LD: Do you know, Nev, I never … I just was so passionate about what I was doing and I enjoyed it so much that it never really occurred to me that I was a handful of girls graduating from my degree, that I was often the only female employee in the technology divisions of the companies. It just did not occur to me because that’s not what I was there for. Like the girls versus boys. It’s the skills, the people that I could learn from, the mentors, you know, it was my education and my experience. And so, I think that you’re getting yourself at a disadvantage if you’re considering your gender in a career. You’ve got to think about what you enjoy about that career, what experience you want to gain from it, what skills you can bring to the table and what achievements you want from that career. And then worry about everything else.
JC: Well, that’s such a good answer, I don’t know that I can add anything to it, you know, really.
LD: I don’t think that you thought about the fact that you’re a fem—I mean, you were reminded that you were a female, but it wasn’t a thought that probably crossed your mind when you decided to take on politics.
JC: The only thing I can say is that if you’re a female working with men, all men, you really need to make quite sure that you have done your homework well and that you can, well, not only stand up against them, but I think be better than them. And that’s what I strove to do.

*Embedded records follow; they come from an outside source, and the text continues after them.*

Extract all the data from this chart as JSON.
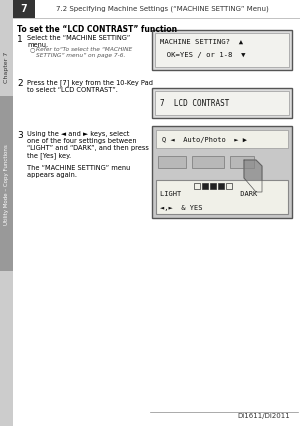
{
  "bg_color": "#f0f0f0",
  "page_bg": "#ffffff",
  "header_text": "7.2 Specifying Machine Settings (“MACHINE SETTING” Menu)",
  "chapter_num": "7",
  "chapter_label": "Chapter 7",
  "side_label": "Utility Mode – Copy Functions",
  "title": "To set the “LCD CONTRAST” function",
  "step1_main": "Select the “MACHINE SETTING”\nmenu.",
  "step1_sub": "Refer to“To select the “MACHINE\nSETTING” menu” on page 7-6.",
  "step2_main": "Press the [7] key from the 10-Key Pad\nto select “LCD CONTRAST”.",
  "step3_main": "Using the ◄ and ► keys, select\none of the four settings between\n“LIGHT” and “DARK”, and then press\nthe [Yes] key.",
  "step3_sub": "The “MACHINE SETTING” menu\nappears again.",
  "footer": "Di1611/Di2011",
  "screen1_line1": "MACHINE SETTING?  ▲",
  "screen1_line2": "  OK=YES / or 1-8  ▼",
  "screen2_line1": "7  LCD CONTRAST",
  "screen3_top": "Q ◄  Auto/Photo  ► ▶",
  "screen3_bottom1": "LIGHT □■■■□ DARK",
  "screen3_bottom2": "◄,►  & YES"
}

NJ: Well, I did want to close by asking you both. It’s clear that in your lives, you’ve set goals personally and professionally. And I’m interested to know what you think the keys to achieving the goals that you’ve set have been.
JC: I think in my life, I don’t know that it was possible for me to really set goals because I did so many different things. I mean, from being a farmer’s wife to opening a bureau to being a politician and then opening a children’s clothing business and then a big chairman of a large school over a period of seven years or so. I suppose at whatever stage of life you were, the only thing you could do was do it as well as you could, but with your own stamp, not necessarily following through your predecessor. Would you agree with that, Louise?
LD: Oh, I think that that’s another great influence of Gran’s is that once you set your mind to doing something, do it well. And you know, you’ve got to oversee the adversity and the challenges to do it well. And it doesn’t always have to be one single defined achievement that you try to track. As Gran said, she’s jumped around and wanted to be a good mother and a good wife and a good businesswoman and a good politician. And I sort of followed the same principles and philosophy.
NJ: Well, I think that’s a great note to end on. Thanks, again, so much for your insight. It’s been a pleasure talking to you both.
JC: Well, thank you, Neville. I think we both enjoyed it.
LD: Yes, we did. So, thank you very much for listening to our story.
NJ: That’s great. Well, a big thank you to our guests, June Craig and Louise Daw, for joining us today.